Hazardous Cross-Pollination of Genetically Modified Food

When I first came across the topic of genetically modified food, I instantly imagined oversized vegetables on a crusade to wipe out world hunger. After exploring the subject of genetically modified harvest in greater depth, it became clear that this wild assumption had nothing to do with the agricultural practices involving GM foods. A variety of factors affect cross-pollination between GM and non-GM crops. These include: wind direction and speed, the ability of a crop to pollinate with insects, the compass orientation of the two relative crops and the length of a crop’s flowering period. The focus on four crop species in Europe (rice, oil seed, maize and sugar beet), of ‘The Effect of Wind Direction on Cross-Pollination in Wind-Pollinated GM Crops.’ By Martin Hoyle and James E. Cresswell (2007) is the basis for my analysis of the issue.

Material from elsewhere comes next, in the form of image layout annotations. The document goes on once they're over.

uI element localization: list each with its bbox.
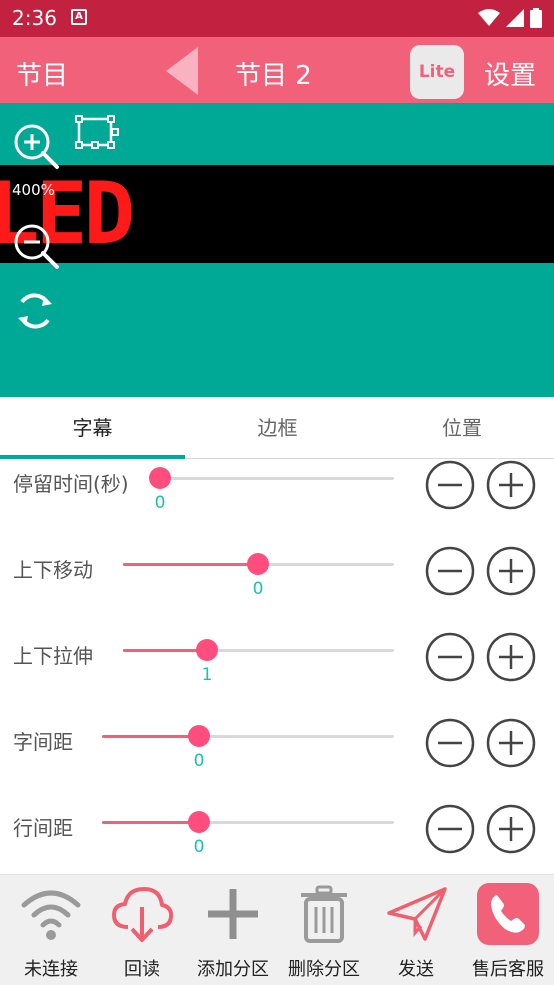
fit-screen-icon[interactable] — [74, 114, 120, 152]
slider-label: 上下拉伸 — [13, 644, 93, 668]
led-preview-screen[interactable]: LED 400% — [0, 165, 554, 263]
minus-button[interactable] — [425, 718, 475, 768]
nav-label: 删除分区 — [288, 959, 360, 980]
nav-add-partition[interactable]: 添加分区 — [187, 875, 279, 985]
slider-track[interactable] — [160, 477, 394, 480]
minus-button[interactable] — [425, 804, 475, 854]
slider-fill — [102, 735, 199, 738]
tab-subtitle[interactable]: 字幕 — [0, 397, 185, 459]
slider-thumb[interactable] — [196, 639, 218, 661]
minus-button[interactable] — [425, 546, 475, 596]
slider-label: 字间距 — [13, 730, 73, 754]
tab-bar: 字幕 边框 位置 — [0, 397, 554, 459]
plus-button[interactable] — [486, 460, 536, 510]
send-icon — [387, 887, 447, 941]
slider-row-dwell-time: 停留时间(秒) 0 — [0, 459, 554, 545]
nav-send[interactable]: 发送 — [370, 875, 462, 985]
wifi-signal-icon — [478, 9, 500, 26]
nav-delete-partition[interactable]: 删除分区 — [278, 875, 370, 985]
nav-label: 回读 — [124, 959, 160, 980]
minus-button[interactable] — [425, 632, 475, 682]
slider-value: 0 — [193, 751, 205, 771]
notification-icon: A — [71, 9, 87, 25]
slider-value: 0 — [154, 493, 166, 513]
wifi-icon — [21, 890, 81, 940]
programs-button[interactable]: 节目 — [16, 55, 68, 92]
slider-track[interactable] — [102, 821, 394, 824]
slider-row-vertical-move: 上下移动 0 — [0, 545, 554, 631]
slider-thumb[interactable] — [188, 725, 210, 747]
slider-row-char-spacing: 字间距 0 — [0, 717, 554, 803]
back-triangle-icon[interactable] — [164, 47, 200, 95]
nav-read-back[interactable]: 回读 — [96, 875, 188, 985]
nav-label: 添加分区 — [197, 959, 269, 980]
slider-track[interactable] — [123, 649, 394, 652]
slider-fill — [123, 563, 258, 566]
zoom-level: 400% — [12, 181, 55, 199]
page-title: 节目 2 — [235, 61, 312, 91]
app-bar: 节目 节目 2 Lite 设置 — [0, 37, 554, 103]
slider-fill — [102, 821, 199, 824]
slider-row-vertical-stretch: 上下拉伸 1 — [0, 631, 554, 717]
nav-not-connected[interactable]: 未连接 — [5, 875, 97, 985]
slider-value: 0 — [252, 579, 264, 599]
slider-value: 0 — [193, 837, 205, 857]
zoom-out-icon[interactable] — [12, 222, 60, 270]
minus-button[interactable] — [425, 460, 475, 510]
slider-label: 行间距 — [13, 816, 73, 840]
slider-track[interactable] — [102, 735, 394, 738]
tab-position[interactable]: 位置 — [370, 397, 554, 459]
cell-signal-icon — [506, 9, 524, 27]
zoom-in-icon[interactable] — [12, 122, 60, 170]
nav-customer-service[interactable]: 售后客服 — [462, 875, 554, 985]
preview-bottom-area — [0, 263, 554, 397]
slider-label: 上下移动 — [13, 558, 93, 582]
status-icons — [478, 8, 542, 28]
lite-button[interactable]: Lite — [410, 45, 464, 99]
slider-label: 停留时间(秒) — [13, 472, 129, 496]
battery-icon — [530, 8, 542, 28]
slider-thumb[interactable] — [149, 467, 171, 489]
trash-icon — [301, 885, 347, 943]
nav-label: 售后客服 — [472, 959, 544, 980]
plus-button[interactable] — [486, 718, 536, 768]
tab-border[interactable]: 边框 — [185, 397, 370, 459]
refresh-icon[interactable] — [14, 290, 56, 332]
plus-button[interactable] — [486, 632, 536, 682]
nav-label: 未连接 — [24, 959, 78, 980]
bottom-nav: 未连接 回读 添加分区 删除分区 发送 售后客服 — [0, 874, 554, 985]
slider-thumb[interactable] — [188, 811, 210, 833]
cloud-download-icon — [112, 887, 174, 942]
nav-label: 发送 — [398, 959, 434, 980]
plus-icon — [208, 889, 258, 939]
settings-button[interactable]: 设置 — [484, 55, 536, 92]
phone-icon — [477, 883, 539, 945]
slider-value: 1 — [201, 665, 213, 685]
slider-thumb[interactable] — [247, 553, 269, 575]
plus-button[interactable] — [486, 546, 536, 596]
status-time: 2:36 — [12, 6, 57, 30]
plus-button[interactable] — [486, 804, 536, 854]
status-bar: 2:36 A — [0, 0, 554, 37]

I discovered that cross-pollination between GM and non-GM crops happens with great ease. In particular, the immense human intervention that is required to prevent cross-pollination is somewhat alarming. Personally, I believe that GM crops must occur kilometres away from non-GM crops and under different agricultural management, as to prevent any freak accident of machinery being utilized across both types of crop. The understanding that GM food has been linked to diseases like salmonella suggests that in the Western World, its use is unjustified. Why should we risk disease in order to feed already overfed nations? I understand that a proportion of society endorses the consumption of GM food. However, it is essential that those opposing its consumption are assured that the possibility of cross-pollination occurring is eliminated.

In order to eradicate cross-pollination of GM and non-crops, farmers must ensure that non-GM crops are not downwind of GM crops, as this increases the likelihood of cross-pollination occurring. Also, focus on the activity of crops during its flowering can protect non-GM crops from being affected. As it is particularly influential to oilseed and sugar beet crops, insect behaviour must be monitored by farmers as they contribute significantly to the cross-pollination of each crop.

Those who don’t want to be subject to the negative effects of GM food consumption must be aware of the source of their food. It is truly eye opening to look at the harvest and lack of preventative measures enforced by the agricultural industry across Europe. So I challenge those who care to protect themselves from the harm of the GM based damage that can be inflicted purely out of lack of awareness of the food that is consumed.